A: My main concern is that in most developing countries, the district hospitals, where most children with pneumonia are managed, do not get the resources they need. They do not get adequate attention from the government resources, which tend to focus on supporting the teaching hospitals.
Q: How has the availability and quality of pulse oximetry changed over time?
A: In the last 10 years, pulse oximetry technology has improved and is more affordable. But the quality of pulse oximeters varies from brand to brand. For example, when I first started a pneumonia program in East Asia, I held training groups with doctors and most of them had a pulse oximeter in their pocket. But many of those being used were cheap and not well functioning. When I visited a few sick kids with some of the doctors, I came to the conclusion that their instruments were not working accurately. LifeBox® is a charity in the United Kingdom set up by the World Federation of Societies of Anesthesiologists. They are providing pulse oximeter sets for USD $250/unit to low-resource settings. The product has been tested extensively and it’s one of the most accurate. The LifeBox® also includes appropriate size probes for infants. This is a big step forward because it’s emphasizing the need for quality.
Q: How can appropriate use of pulse oximeters be improved?
A: Thorough training for health workers is necessary. There are times when the health worker puts the probe on the child’s finger when the child is screaming and wiggling. Maybe they get a bit of a signal on the monitor, 89% flashes a couple of times, and the health worker takes the probe off the child. Then they record the reading as 89%. Now that’s an inaccurate reading. Doing pulse oximetry on a very sick child is not trivial. It has to be done properly. You have to have a continuous signal, and you have to have a proper pulse picked up by the probe and appear on the monitor, before you can consider the pulse oximeter is providing an accurate reading of the oxygen in the blood.
Q: How can these lessons learned be applied to other pneumonia strategies?
A: Many of the challenges with pulse oximetry are shared by other simple, lifesaving tools and interventions, like vaccines, which may be much harder to put into practice in low-income settings. Continued work on access, quality and training will bridge the gap between strategies that we know work and putting them in action.

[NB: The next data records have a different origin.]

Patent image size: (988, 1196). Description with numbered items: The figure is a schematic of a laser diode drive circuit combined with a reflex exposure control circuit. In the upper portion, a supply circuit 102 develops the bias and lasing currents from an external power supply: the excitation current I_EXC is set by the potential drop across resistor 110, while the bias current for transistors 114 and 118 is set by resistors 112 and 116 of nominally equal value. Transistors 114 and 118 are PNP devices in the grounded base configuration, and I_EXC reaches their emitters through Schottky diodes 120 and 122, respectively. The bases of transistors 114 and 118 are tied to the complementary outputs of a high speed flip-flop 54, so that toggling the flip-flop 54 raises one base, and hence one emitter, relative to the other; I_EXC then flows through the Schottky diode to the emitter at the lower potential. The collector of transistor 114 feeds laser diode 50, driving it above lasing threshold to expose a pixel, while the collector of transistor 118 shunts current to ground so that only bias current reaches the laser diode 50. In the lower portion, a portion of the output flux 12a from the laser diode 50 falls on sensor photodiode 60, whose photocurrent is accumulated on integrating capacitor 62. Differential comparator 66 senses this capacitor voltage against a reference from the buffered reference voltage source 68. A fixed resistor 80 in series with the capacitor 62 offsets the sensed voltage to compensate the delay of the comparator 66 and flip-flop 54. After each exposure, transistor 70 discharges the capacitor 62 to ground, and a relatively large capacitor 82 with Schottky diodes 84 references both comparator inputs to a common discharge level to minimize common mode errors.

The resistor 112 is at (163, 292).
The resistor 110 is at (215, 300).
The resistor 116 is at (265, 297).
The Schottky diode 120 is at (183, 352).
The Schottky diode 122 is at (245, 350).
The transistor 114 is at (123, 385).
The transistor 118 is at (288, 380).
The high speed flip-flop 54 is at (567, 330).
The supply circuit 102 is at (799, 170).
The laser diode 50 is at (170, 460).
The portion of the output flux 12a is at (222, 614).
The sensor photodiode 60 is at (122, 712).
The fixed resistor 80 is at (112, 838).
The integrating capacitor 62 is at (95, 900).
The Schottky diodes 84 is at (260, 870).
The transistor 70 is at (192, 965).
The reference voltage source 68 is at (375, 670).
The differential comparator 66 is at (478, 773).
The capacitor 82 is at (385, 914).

Kim Mulholland, MBBS, FRACP, MD, is a professor of child health and vaccinology at the London School of Hygiene and Tropical Medicine. Mulholland also holds professorial posts at Murdoch Children’s Research Institute in Melbourne and the Menzies School of Health Research in Darwin. In 2016, he published the first edition of the textbook, Pneumonia in Children: Epidemiology, Prevention and Treatment.
Innovations: Pulse Oximetry and Oxygen Therapy
Children die from pneumonia commonly because their lungs are unable to perform their main job— delivering enough oxygen to the other organs of their body. Without a way to test children for the amount of oxygen in their blood, health care workers do not know which children need treatment with oxygen and, even if they did, oxygen is often not available.
Pulse oximeters are noninvasive devices that a trained health worker uses to measure the oxygen level in the blood. The measurements are made without drawing blood from the child. Instead a probe is placed on a child’s finger or toe, or in some small babies on the ear lobe. Normal pulse oximeter levels should be 96% or higher. A reading below 90% indicates hypoxemia—a condition in which there is a deficiency of oxygen in the blood associated with severe pneumonia. Administering oxygen can bring the level up to normal ranges and help to stabilize the infant, as antibiotics and other supportive treatment are administered.